Tuesday, February 28, 2017

Why Is The Secret Service Protecting The Older Trump Boys?

The news on CBS this a.m. that taxpayers are saddled with footing the $100,000 bill for a recent Eric Trump skylark trip to South America - to cover Secret Service protection for the punk  - ought to have every red-blooded American up in arms. Mainly, WHY are we having to pay for any Secret Service protection for him to go galavanting or his brother Donald Jr.?

Eric Trump jetted to Uruguay in early January for a Trump Organization promotional trip, U.S. taxpayers were left footing a bill of nearly $100,000 in hotel rooms for Secret Service and embassy staff. WHY? Why isn't this rich little asshole paying his own freight?   Especially as the trip wasn't for any government business but enabling Eric to mingle with real estate brokers, dining at an open-air beachfront eatery and speaking to hundreds at an “ultra exclusive” Trump Tower Punta del Este evening party celebrating his visit. WHY did the S.S. have to go along at all? And - if the punk needed protection - why didn't he pay for his own bodyguards?

More specifically, Eric Trump's Uruguayan trip shows how the government has now become  unavoidably entangled with the Trump company as a result of the Donald's refusal to divest his ownership stake. In this case, government agencies are forced to pay to support business operations that ultimately help to enrich the president himself. Are any of Trump's groupies, who bitch, piss and moan about "welfare queens" and entitlements, paying any attention to these corporate welfare queens? 

This issue is germane, given Donald Jr. and Eric are now planning another jaunt - after opening a rich boy's palace in Dubai-  for a new Trump Tower in Vancouver, Canada. The total for both trips likely to run over a half million smackeroos to the U.S. taxpayer.   Kathleen Clark, an expert on government ethics and law professor at Washington University in St. Louis, quoted in The Washington Post, observed:

"This is an example of the blurring of the line between the personal interest in the family business and the government,"

Bingo!  Which is why the whole Trump cabal ought to have been stopped cold turkey in December when the electors had the chance to do it by denying him the electoral votes.   But they abdicated their duty and put party over country, in allowing a two bit chiseling scalawag to become president and drag in his money-grubbing spawn with him - who now need Secret Service protection at U.S. taxpayer expense.

A huge casualty has been transparency despite the use of public funds. Hence, the affected government agencies have not provided key details connected to the Trump boys' trips, including the duration of the stays, the names of the hotels or the number of booked rooms. A spokesman from the Secret Service, citing security concerns, declined to comment. However what we do know is the Secret Service has the option not to partake of protection excursions if the latter are not specifically to do with government business.

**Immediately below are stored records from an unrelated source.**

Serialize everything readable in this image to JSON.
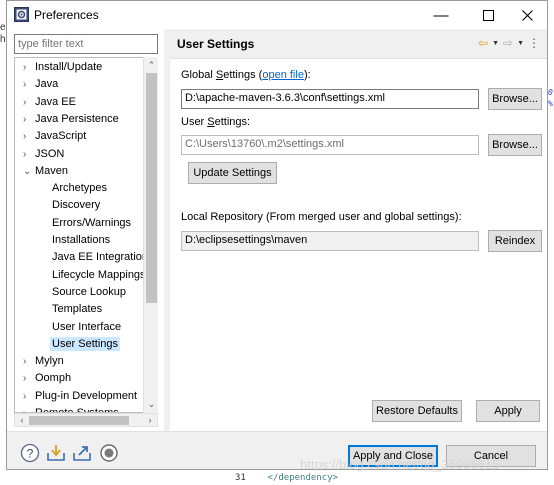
{
  "window": {
    "title": "Preferences",
    "minimize_glyph": "—",
    "maximize_glyph": "☐",
    "close_glyph": "✕"
  },
  "background": {
    "left_chars": [
      "e",
      "h"
    ],
    "right_chars": [
      "0",
      "%,"
    ],
    "code_line_number": "31",
    "code_line_text": "</dependency>",
    "watermark": "https://blog.csdn.net/qq_35996615"
  },
  "sidebar": {
    "filter_placeholder": "type filter text",
    "items": [
      {
        "arrow": "›",
        "label": "Install/Update",
        "level": 0
      },
      {
        "arrow": "›",
        "label": "Java",
        "level": 0
      },
      {
        "arrow": "›",
        "label": "Java EE",
        "level": 0
      },
      {
        "arrow": "›",
        "label": "Java Persistence",
        "level": 0
      },
      {
        "arrow": "›",
        "label": "JavaScript",
        "level": 0
      },
      {
        "arrow": "›",
        "label": "JSON",
        "level": 0
      },
      {
        "arrow": "⌄",
        "label": "Maven",
        "level": 0
      },
      {
        "arrow": "",
        "label": "Archetypes",
        "level": 1
      },
      {
        "arrow": "",
        "label": "Discovery",
        "level": 1
      },
      {
        "arrow": "",
        "label": "Errors/Warnings",
        "level": 1
      },
      {
        "arrow": "",
        "label": "Installations",
        "level": 1
      },
      {
        "arrow": "",
        "label": "Java EE Integration",
        "level": 1
      },
      {
        "arrow": "",
        "label": "Lifecycle Mappings",
        "level": 1
      },
      {
        "arrow": "",
        "label": "Source Lookup",
        "level": 1
      },
      {
        "arrow": "",
        "label": "Templates",
        "level": 1
      },
      {
        "arrow": "",
        "label": "User Interface",
        "level": 1
      },
      {
        "arrow": "",
        "label": "User Settings",
        "level": 1,
        "selected": true
      },
      {
        "arrow": "›",
        "label": "Mylyn",
        "level": 0
      },
      {
        "arrow": "›",
        "label": "Oomph",
        "level": 0
      },
      {
        "arrow": "›",
        "label": "Plug-in Development",
        "level": 0
      },
      {
        "arrow": "›",
        "label": "Remote Systems",
        "level": 0
      }
    ],
    "scroll_up": "⌃",
    "scroll_down": "⌄",
    "scroll_left": "‹",
    "scroll_right": "›"
  },
  "page": {
    "title": "User Settings",
    "global_label_pre": "Global ",
    "global_label_mnemonic": "S",
    "global_label_post": "ettings (",
    "global_link": "open file",
    "global_label_end": "):",
    "global_value": "D:\\apache-maven-3.6.3\\conf\\settings.xml",
    "browse_label": "Browse...",
    "user_label_pre": "User ",
    "user_label_mnemonic": "S",
    "user_label_post": "ettings:",
    "user_value": "C:\\Users\\13760\\.m2\\settings.xml",
    "update_label": "Update Settings",
    "local_repo_label": "Local Repository (From merged user and global settings):",
    "local_repo_value": "D:\\eclipsesettings\\maven",
    "reindex_label": "Reindex",
    "restore_defaults_label": "Restore Defaults",
    "apply_label": "Apply"
  },
  "footer": {
    "apply_close_label": "Apply and Close",
    "cancel_label": "Cancel"
  },
  "colors": {
    "selection": "#cce8ff",
    "link": "#0066cc",
    "default_button_border": "#0078d7"
  }
}
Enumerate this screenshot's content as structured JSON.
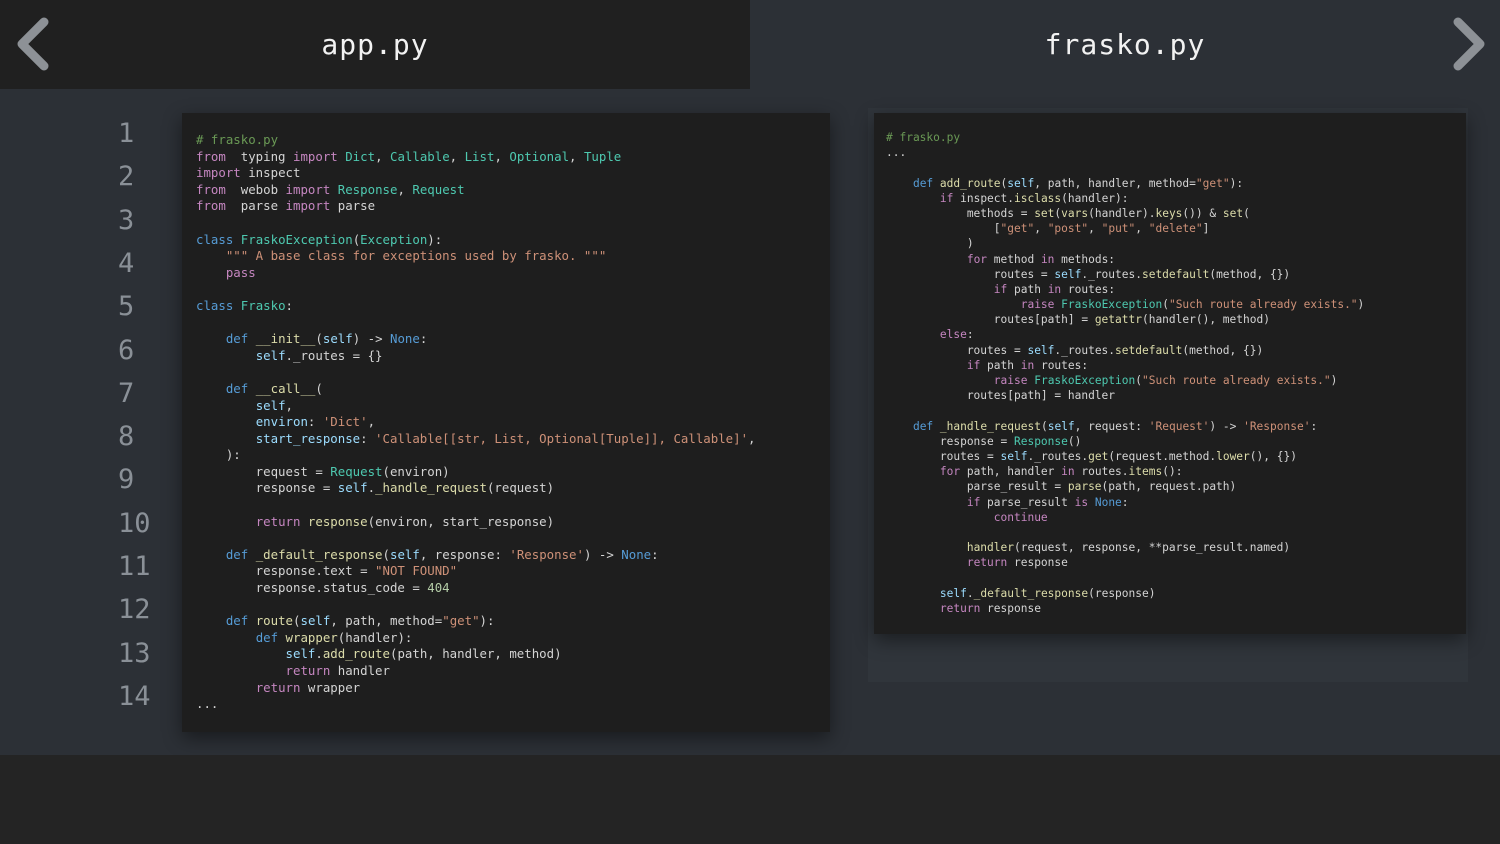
{
  "tabs": {
    "left": "app.py",
    "right": "frasko.py"
  },
  "nav": {
    "prev_icon": "chevron-left-icon",
    "next_icon": "chevron-right-icon"
  },
  "colors": {
    "chevron": "#8d9196",
    "editor_bg": "#1e1e1e",
    "page_bg": "#2c3036"
  },
  "line_numbers": [
    "1",
    "2",
    "3",
    "4",
    "5",
    "6",
    "7",
    "8",
    "9",
    "10",
    "11",
    "12",
    "13",
    "14"
  ],
  "code_left": [
    [
      [
        "c",
        "# frasko.py"
      ]
    ],
    [
      [
        "k",
        "from"
      ],
      [
        "",
        "  typing "
      ],
      [
        "k",
        "import"
      ],
      [
        "",
        "",
        " "
      ],
      [
        "t",
        "Dict"
      ],
      [
        "",
        ", "
      ],
      [
        "t",
        "Callable"
      ],
      [
        "",
        ", "
      ],
      [
        "t",
        "List"
      ],
      [
        "",
        ", "
      ],
      [
        "t",
        "Optional"
      ],
      [
        "",
        ", "
      ],
      [
        "t",
        "Tuple"
      ]
    ],
    [
      [
        "k",
        "import"
      ],
      [
        "",
        "",
        " inspect"
      ]
    ],
    [
      [
        "k",
        "from"
      ],
      [
        "",
        "  webob "
      ],
      [
        "k",
        "import"
      ],
      [
        "",
        "",
        " "
      ],
      [
        "t",
        "Response"
      ],
      [
        "",
        ", "
      ],
      [
        "t",
        "Request"
      ]
    ],
    [
      [
        "k",
        "from"
      ],
      [
        "",
        "  parse "
      ],
      [
        "k",
        "import"
      ],
      [
        "",
        "",
        " parse"
      ]
    ],
    [],
    [
      [
        "b",
        "class"
      ],
      [
        "",
        " "
      ],
      [
        "t",
        "FraskoException"
      ],
      [
        "",
        "("
      ],
      [
        "t",
        "Exception"
      ],
      [
        "",
        "):"
      ]
    ],
    [
      [
        "",
        ""
      ],
      [
        "",
        "    "
      ],
      [
        "s",
        "\"\"\" A base class for exceptions used by frasko. \"\"\""
      ]
    ],
    [
      [
        "",
        "    "
      ],
      [
        "k",
        "pass"
      ]
    ],
    [],
    [
      [
        "b",
        "class"
      ],
      [
        "",
        " "
      ],
      [
        "t",
        "Frasko"
      ],
      [
        "",
        ":"
      ]
    ],
    [],
    [
      [
        "",
        "    "
      ],
      [
        "b",
        "def"
      ],
      [
        "",
        " "
      ],
      [
        "f",
        "__init__"
      ],
      [
        "",
        "("
      ],
      [
        "v",
        "self"
      ],
      [
        "",
        ") -> "
      ],
      [
        "b",
        "None"
      ],
      [
        "",
        ":"
      ]
    ],
    [
      [
        "",
        "        "
      ],
      [
        "v",
        "self"
      ],
      [
        "",
        "._routes = {}"
      ]
    ],
    [],
    [
      [
        "",
        "    "
      ],
      [
        "b",
        "def"
      ],
      [
        "",
        " "
      ],
      [
        "f",
        "__call__"
      ],
      [
        "",
        "("
      ]
    ],
    [
      [
        "",
        "        "
      ],
      [
        "v",
        "self"
      ],
      [
        "",
        ","
      ]
    ],
    [
      [
        "",
        "        "
      ],
      [
        "v",
        "environ"
      ],
      [
        "",
        ": "
      ],
      [
        "s",
        "'Dict'"
      ],
      [
        "",
        ","
      ]
    ],
    [
      [
        "",
        "        "
      ],
      [
        "v",
        "start_response"
      ],
      [
        "",
        ": "
      ],
      [
        "s",
        "'Callable[[str, List, Optional[Tuple]], Callable]'"
      ],
      [
        "",
        ","
      ]
    ],
    [
      [
        "",
        "    ):"
      ]
    ],
    [
      [
        "",
        "        request = "
      ],
      [
        "t",
        "Request"
      ],
      [
        "",
        "(environ)"
      ]
    ],
    [
      [
        "",
        "        response = "
      ],
      [
        "v",
        "self"
      ],
      [
        "",
        "."
      ],
      [
        "f",
        "_handle_request"
      ],
      [
        "",
        "(request)"
      ]
    ],
    [],
    [
      [
        "",
        "        "
      ],
      [
        "k",
        "return"
      ],
      [
        "",
        " "
      ],
      [
        "f",
        "response"
      ],
      [
        "",
        "(environ, start_response)"
      ]
    ],
    [],
    [
      [
        "",
        "    "
      ],
      [
        "b",
        "def"
      ],
      [
        "",
        " "
      ],
      [
        "f",
        "_default_response"
      ],
      [
        "",
        "("
      ],
      [
        "v",
        "self"
      ],
      [
        "",
        ", response: "
      ],
      [
        "s",
        "'Response'"
      ],
      [
        "",
        ") -> "
      ],
      [
        "b",
        "None"
      ],
      [
        "",
        ":"
      ]
    ],
    [
      [
        "",
        "        response.text = "
      ],
      [
        "s",
        "\"NOT FOUND\""
      ]
    ],
    [
      [
        "",
        "        response.status_code = "
      ],
      [
        "n",
        "404"
      ]
    ],
    [],
    [
      [
        "",
        "    "
      ],
      [
        "b",
        "def"
      ],
      [
        "",
        " "
      ],
      [
        "f",
        "route"
      ],
      [
        "",
        "("
      ],
      [
        "v",
        "self"
      ],
      [
        "",
        ", path, method="
      ],
      [
        "s",
        "\"get\""
      ],
      [
        "",
        "):"
      ]
    ],
    [
      [
        "",
        "        "
      ],
      [
        "b",
        "def"
      ],
      [
        "",
        " "
      ],
      [
        "f",
        "wrapper"
      ],
      [
        "",
        "(handler):"
      ]
    ],
    [
      [
        "",
        "            "
      ],
      [
        "v",
        "self"
      ],
      [
        "",
        "."
      ],
      [
        "f",
        "add_route"
      ],
      [
        "",
        "(path, handler, method)"
      ]
    ],
    [
      [
        "",
        "            "
      ],
      [
        "k",
        "return"
      ],
      [
        "",
        " handler"
      ]
    ],
    [
      [
        "",
        "        "
      ],
      [
        "k",
        "return"
      ],
      [
        "",
        " wrapper"
      ]
    ],
    [
      [
        "",
        "..."
      ]
    ]
  ],
  "code_right": [
    [
      [
        "c",
        "# frasko.py"
      ]
    ],
    [
      [
        "",
        "..."
      ]
    ],
    [],
    [
      [
        "",
        "    "
      ],
      [
        "b",
        "def"
      ],
      [
        "",
        " "
      ],
      [
        "f",
        "add_route"
      ],
      [
        "",
        "("
      ],
      [
        "v",
        "self"
      ],
      [
        "",
        ", path, handler, method="
      ],
      [
        "s",
        "\"get\""
      ],
      [
        "",
        "):"
      ]
    ],
    [
      [
        "",
        "        "
      ],
      [
        "k",
        "if"
      ],
      [
        "",
        " inspect."
      ],
      [
        "f",
        "isclass"
      ],
      [
        "",
        "(handler):"
      ]
    ],
    [
      [
        "",
        "            methods = "
      ],
      [
        "f",
        "set"
      ],
      [
        "",
        "("
      ],
      [
        "f",
        "vars"
      ],
      [
        "",
        "(handler)."
      ],
      [
        "f",
        "keys"
      ],
      [
        "",
        "()) & "
      ],
      [
        "f",
        "set"
      ],
      [
        "",
        "("
      ]
    ],
    [
      [
        "",
        "                ["
      ],
      [
        "s",
        "\"get\""
      ],
      [
        "",
        ", "
      ],
      [
        "s",
        "\"post\""
      ],
      [
        "",
        ", "
      ],
      [
        "s",
        "\"put\""
      ],
      [
        "",
        ", "
      ],
      [
        "s",
        "\"delete\""
      ],
      [
        "",
        "]"
      ]
    ],
    [
      [
        "",
        "            )"
      ]
    ],
    [
      [
        "",
        "            "
      ],
      [
        "k",
        "for"
      ],
      [
        "",
        " method "
      ],
      [
        "k",
        "in"
      ],
      [
        "",
        " methods:"
      ]
    ],
    [
      [
        "",
        "                routes = "
      ],
      [
        "v",
        "self"
      ],
      [
        "",
        "._routes."
      ],
      [
        "f",
        "setdefault"
      ],
      [
        "",
        "(method, {})"
      ]
    ],
    [
      [
        "",
        "                "
      ],
      [
        "k",
        "if"
      ],
      [
        "",
        " path "
      ],
      [
        "k",
        "in"
      ],
      [
        "",
        " routes:"
      ]
    ],
    [
      [
        "",
        "                    "
      ],
      [
        "k",
        "raise"
      ],
      [
        "",
        " "
      ],
      [
        "t",
        "FraskoException"
      ],
      [
        "",
        "("
      ],
      [
        "s",
        "\"Such route already exists.\""
      ],
      [
        "",
        ")"
      ]
    ],
    [
      [
        "",
        "                routes[path] = "
      ],
      [
        "f",
        "getattr"
      ],
      [
        "",
        "(handler(), method)"
      ]
    ],
    [
      [
        "",
        "        "
      ],
      [
        "k",
        "else"
      ],
      [
        "",
        ":"
      ]
    ],
    [
      [
        "",
        "            routes = "
      ],
      [
        "v",
        "self"
      ],
      [
        "",
        "._routes."
      ],
      [
        "f",
        "setdefault"
      ],
      [
        "",
        "(method, {})"
      ]
    ],
    [
      [
        "",
        "            "
      ],
      [
        "k",
        "if"
      ],
      [
        "",
        " path "
      ],
      [
        "k",
        "in"
      ],
      [
        "",
        " routes:"
      ]
    ],
    [
      [
        "",
        "                "
      ],
      [
        "k",
        "raise"
      ],
      [
        "",
        " "
      ],
      [
        "t",
        "FraskoException"
      ],
      [
        "",
        "("
      ],
      [
        "s",
        "\"Such route already exists.\""
      ],
      [
        "",
        ")"
      ]
    ],
    [
      [
        "",
        "            routes[path] = handler"
      ]
    ],
    [],
    [
      [
        "",
        "    "
      ],
      [
        "b",
        "def"
      ],
      [
        "",
        " "
      ],
      [
        "f",
        "_handle_request"
      ],
      [
        "",
        "("
      ],
      [
        "v",
        "self"
      ],
      [
        "",
        ", request: "
      ],
      [
        "s",
        "'Request'"
      ],
      [
        "",
        ") -> "
      ],
      [
        "s",
        "'Response'"
      ],
      [
        "",
        ":"
      ]
    ],
    [
      [
        "",
        "        response = "
      ],
      [
        "t",
        "Response"
      ],
      [
        "",
        "()"
      ]
    ],
    [
      [
        "",
        "        routes = "
      ],
      [
        "v",
        "self"
      ],
      [
        "",
        "._routes."
      ],
      [
        "f",
        "get"
      ],
      [
        "",
        "(request.method."
      ],
      [
        "f",
        "lower"
      ],
      [
        "",
        "(), {})"
      ]
    ],
    [
      [
        "",
        "        "
      ],
      [
        "k",
        "for"
      ],
      [
        "",
        " path, handler "
      ],
      [
        "k",
        "in"
      ],
      [
        "",
        " routes."
      ],
      [
        "f",
        "items"
      ],
      [
        "",
        "():"
      ]
    ],
    [
      [
        "",
        "            parse_result = "
      ],
      [
        "f",
        "parse"
      ],
      [
        "",
        "(path, request.path)"
      ]
    ],
    [
      [
        "",
        "            "
      ],
      [
        "k",
        "if"
      ],
      [
        "",
        " parse_result "
      ],
      [
        "k",
        "is"
      ],
      [
        "",
        " "
      ],
      [
        "b",
        "None"
      ],
      [
        "",
        ":"
      ]
    ],
    [
      [
        "",
        "                "
      ],
      [
        "k",
        "continue"
      ]
    ],
    [],
    [
      [
        "",
        "            "
      ],
      [
        "f",
        "handler"
      ],
      [
        "",
        "(request, response, **parse_result.named)"
      ]
    ],
    [
      [
        "",
        "            "
      ],
      [
        "k",
        "return"
      ],
      [
        "",
        " response"
      ]
    ],
    [],
    [
      [
        "",
        "        "
      ],
      [
        "v",
        "self"
      ],
      [
        "",
        "."
      ],
      [
        "f",
        "_default_response"
      ],
      [
        "",
        "(response)"
      ]
    ],
    [
      [
        "",
        "        "
      ],
      [
        "k",
        "return"
      ],
      [
        "",
        " response"
      ]
    ]
  ]
}
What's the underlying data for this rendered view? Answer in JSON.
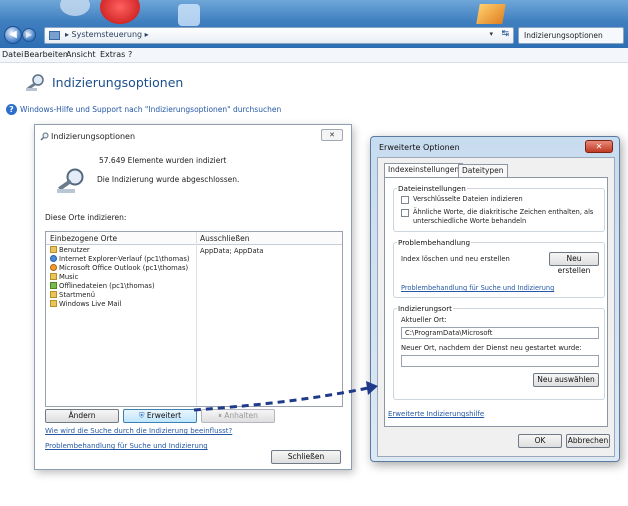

A bit of background here: In 1917, Congress first authorized the then-Secret Service Division of the U.S. Treasury Department to protect the immediate family of the president. In 1984, a statute extended that protection for other key individuals, including the immediate family of the vice president. However, and this is important, this was not so the family members could go on jaunts designed to enrich their own family businesses. That is when protection became optional.

Thus the recent claim (ibid.) of W. Ralph Basham, former director of the service:

"The Secret Service does not have an option as to when it is, where it is, nor as to how much it costs, and whether it’s domestic or international. Think about the consequences of something happening to one of the children. The security of it outweighs the expenses of it.”

 May be true to a first approximation, but still doesn't controvert the fact that the S.S. protection itself is optional - and they can choose to do so or not. For whatever reason - maybe to enjoy some exotic sights - they have chosen to do so for the two Trump rich boys, Eric and Donald.  No one is saying - again- they might not need protection in these parlous times, only that they should pay for it themselves instead of doing it from the public purse.

All of this in concert affords more reasons why Trump's business entanglements need to be investigated in relation to the emoluments clause of the Constitution. Indeed, as Norm Eisen- a former Obama administration ethics adviser-- put it:

"Having refused to sever his own personal financial interests, [the president] is now sending his emissaries, his sons, out to line his own pockets, and he’s subsidizing that activity with taxpayer dollars,”

Eisen is now part of a lawsuit accusing Trump of violating a constitutional provision barring presidents from taking payments from foreign governments

At the very least, his two sons should not be galavanting to Trump Towers around the world with security paid by U.S. taxpayers.